Democrats showed no sign of heeding that plea, and appear to be proceeding in a way to keep the governor boxed-in politically.

By combining a rate deferral plan with more controversial ideas, the legislature can force the governor to either accept elements he would not have before - for example, firing his appointees to the PSC - or veto a measure designed to lower his constituents' utility bills.

Miller said the issues would not be split into different bills.

As Democratic leaders see it, the members of the PSC - and, by extension, Ehrlich - have been in a bind since Baltimore Circuit Judge Albert J. Matricciani Jr. ruled against the PSC late last month. In that lawsuit, brought by O'Malley, who is seeking the Democratic nomination to run against Ehrlich, Matricciani ruled that the commission had to hold a new hearing on the governor's rate deferral plan.

As Democrats saw it, if the PSC extended the rate caps or held new hearings and crafted a better plan, it would have handed a major victory to O'Malley and effectively admitted that it shirked its duty the first time.

But by not immediately scheduling a hearing and by reinstating last week an earlier deferral plan that is less favorable to consumers, the PSC fueled Democrats' drive to return in special session and fire the commission.
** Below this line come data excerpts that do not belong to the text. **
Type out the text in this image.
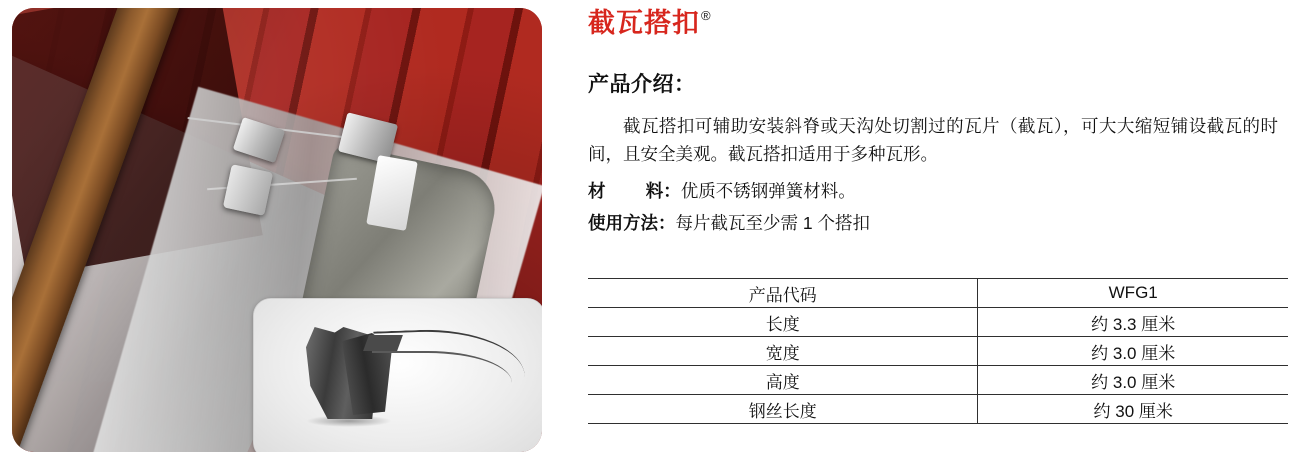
截瓦搭扣 ®
产品介绍：
截瓦搭扣可辅助安装斜脊或天沟处切割过的瓦片（截瓦），可大大缩短铺设截瓦的时间，且安全美观。截瓦搭扣适用于多种瓦形。
材 料：优质不锈钢弹簧材料。
使用方法：每片截瓦至少需 1 个搭扣
产品代码	WFG1
长度	约 3.3 厘米
宽度	约 3.0 厘米
高度	约 3.0 厘米
钢丝长度	约 30 厘米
Both Miller and Busch said the regulatory agency's response to the judge's order was what made them decide that a special session was necessary.

Ehrlich has suggested the legislature take as a starting point a bill that failed on the last day of the General Assembly session. It would have capped the summer rate increase at 15 percent and brought consumers up to market prices over 18 months. They would have made up the difference through monthly fees over 10 years but would not be charged interest.

But Miller said the legislature will likely go much farther. He said it will consider trying to recover hundreds of millions of dollars that consumers paid BGE parent Constellation Energy over the past several years to compensate it for the expected decline in value of its power plants. They appreciated in value instead. Lawmakers could also consider allowing municipalities to buy power in bulk and re-sell it to residents in an effort to secure a better rate, or attempt to halt customers' payments to cover the decommissioning costs of Constellation's nuclear plant at Calvert Cliffs.

Republican legislators attempted yesterday to make sure they have a seat at the negotiating table, warning that the General Assembly needs to reach a consensus before it returns to Annapolis.

"What is your plan?" said Sen. J. Lowell Stoltzfus, the Senate minority leader from the Eastern Shore. "Is everyone going to have input? Is the governor's staff going to have input? Are Republican legislators going to have input?"

Busch assured him they would.

No Republican legislators or members of the governor's staff attended yesterday afternoon's meetings, but Fawell said members of the administration have had other conversations with General Assembly staffers about plans for the session.

What's next

Lawmakers are set to address electricity rate increases in a special session next week.

Tuesday: Legislative committees are scheduled to begin meeting to consider proposed legislation.

Wednesday: The House and the Senate are to convene to adopt laws that would reduce the initial impact of a proposed 72 percent BGE rate increase, disband the Public Service Commission and recoup money paid to BGE under the deregulation plan. The session could extend to Thursday.

Later: If Gov. Robert L. Ehrlich Jr. vetoes bills passed by the Democrat-controlled legislature, the Assembly could return again to override the veto.